Exploratory analysis on 100GB data

big_data
python

#1

Hi ,
I have around 100 GB of log data in CSV format and I wish to do Exploratory analysis on this data. As pandas loads data in memory, I am looking for possible alternatives. I have tried Graph Lab’s Sframe on my 8GB RAM machine, but it takes too much time to process a subset of data. Another alternative is using Spark Data frame or a MPP database ?

Can you please suggest best approach for handling the above amount data? Also as the data set is large, to visualize the data, what viz libraries can be used ?


#2

Hi @mtare,

pandas has a feature that you can load only a subset of data. (Refer nrows or usecols arguments of read_csv function).

Alternatively, you can move on to big data visualization tools such as Tableau. Read this infographic on big-data visualization tools.


#3

hi @jalFaizy

We wish to do analysis on entire data. For some analysis we wish to do it on entire data set. Can you suggest any other approach ?


#4

Did you check out the alternative approach? Does it work for your problem?

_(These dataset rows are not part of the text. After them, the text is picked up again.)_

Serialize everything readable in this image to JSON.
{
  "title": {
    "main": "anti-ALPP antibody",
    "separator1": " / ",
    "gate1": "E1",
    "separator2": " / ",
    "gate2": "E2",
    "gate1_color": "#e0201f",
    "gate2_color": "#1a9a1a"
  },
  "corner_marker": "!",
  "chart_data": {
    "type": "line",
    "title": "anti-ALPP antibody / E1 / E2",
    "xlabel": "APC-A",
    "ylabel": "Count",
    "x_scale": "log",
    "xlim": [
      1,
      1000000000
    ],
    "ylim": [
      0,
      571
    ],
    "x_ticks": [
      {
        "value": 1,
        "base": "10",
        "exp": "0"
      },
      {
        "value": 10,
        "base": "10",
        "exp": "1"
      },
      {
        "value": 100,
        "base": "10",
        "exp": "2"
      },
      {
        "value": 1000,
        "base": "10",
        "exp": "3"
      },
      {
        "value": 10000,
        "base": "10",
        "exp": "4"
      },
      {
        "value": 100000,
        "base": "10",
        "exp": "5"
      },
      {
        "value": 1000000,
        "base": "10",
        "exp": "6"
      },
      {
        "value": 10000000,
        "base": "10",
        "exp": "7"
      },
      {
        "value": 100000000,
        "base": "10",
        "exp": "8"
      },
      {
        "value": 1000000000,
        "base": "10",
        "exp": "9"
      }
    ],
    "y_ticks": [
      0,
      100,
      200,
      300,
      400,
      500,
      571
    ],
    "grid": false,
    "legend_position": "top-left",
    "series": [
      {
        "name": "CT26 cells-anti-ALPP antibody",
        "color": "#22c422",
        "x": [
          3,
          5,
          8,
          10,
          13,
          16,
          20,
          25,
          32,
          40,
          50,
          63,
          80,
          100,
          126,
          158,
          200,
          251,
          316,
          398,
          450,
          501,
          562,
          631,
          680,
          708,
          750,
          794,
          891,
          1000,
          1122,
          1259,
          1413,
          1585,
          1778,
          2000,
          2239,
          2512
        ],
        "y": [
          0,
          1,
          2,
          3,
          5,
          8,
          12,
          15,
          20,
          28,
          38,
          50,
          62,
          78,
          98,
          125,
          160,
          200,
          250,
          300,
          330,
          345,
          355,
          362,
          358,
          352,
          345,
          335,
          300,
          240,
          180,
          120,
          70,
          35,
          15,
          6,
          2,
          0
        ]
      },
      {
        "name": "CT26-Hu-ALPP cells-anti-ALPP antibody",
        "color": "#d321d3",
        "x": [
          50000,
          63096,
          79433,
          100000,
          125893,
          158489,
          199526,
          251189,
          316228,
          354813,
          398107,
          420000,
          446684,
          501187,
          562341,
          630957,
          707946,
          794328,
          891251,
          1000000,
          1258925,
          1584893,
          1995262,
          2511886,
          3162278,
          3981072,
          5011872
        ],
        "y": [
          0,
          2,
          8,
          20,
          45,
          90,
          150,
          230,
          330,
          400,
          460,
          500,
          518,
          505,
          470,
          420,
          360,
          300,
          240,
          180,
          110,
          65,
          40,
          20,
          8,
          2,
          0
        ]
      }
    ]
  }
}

PS: According to Tableau devs

Whether it’s structured or unstructured, petabytes or terabytes, millions or billions of rows, you can turn big data into big ideas. Tableau helps people unlock the value in today’s information flows, from clickstreams to sensor networks to infrastructure logs. Connect directly to local and cloud data sources, or import data for fast in-memory performance.


#5

Tableau would work for Visualizations purpose, but for processing and performing statistical analysis over the data i need the approach ?


#6

These links might help you:

TLDR; I recommend you should rely on paid data analysis softwares (such as pentaho) which work with big data technologies like hadoop.


#7

I would suggest you to use spark’s dataframe for this task.
Spark data frame is able to handle any large data set and you can do EDA quite efficiently.


#8

Thanks for all the inputs. I have been trying with Spark Dataframe and I am able to successfully operate on data.


#9

@mtare,

Glad that spark was useful - would you be able to share your learnings and insights with the community?

Regards,
Kunal


#10

@kunal and others
Problem Statement - I have around 100 GB of Digital Ad Log data that I wanted to do exploration on.
Approach followed until now - I found out that Apache Spark is being widely used in for analysis of large scale data. Apache Spark has a powerful set of libraries like MLlib,GraphX,SQL and Dataframes, Spark Streaming etc. I am primarily using the SQL and Dataframe API on Spark 1.6.
Spark Dataframes have the capability to handle large scale data, also API has a good support of various dataframe functions. The Dataframe functions are very similar to pandas library function.
Converting Data to Apache Parquet format : I first converted the data to Apache Parquet format with “GZIP” compression. The Parquet format is columnar and helps to speed up the operation. Converting to Parquet format using GZIP/SNAPPY compression also reduced the size of the data (100GB -> 20 GB) and thus help in reducing IO and increasing performance. You can use sparks’ read.parquet() method to read these files from HDFS on multi-node cluster.
Visualizing data : After researching a bit, i found that in most cases visualizing all the data points at once, doesn’t make sense.So I am visualizing on aggregated data only. Spark Dataframe API has a convenient toPandas() method that helps us to convert it to pandas dataframe. Then it can be plotted via matplotlib/seaborn.

Please let me know your comments and other feasible more efficient approach.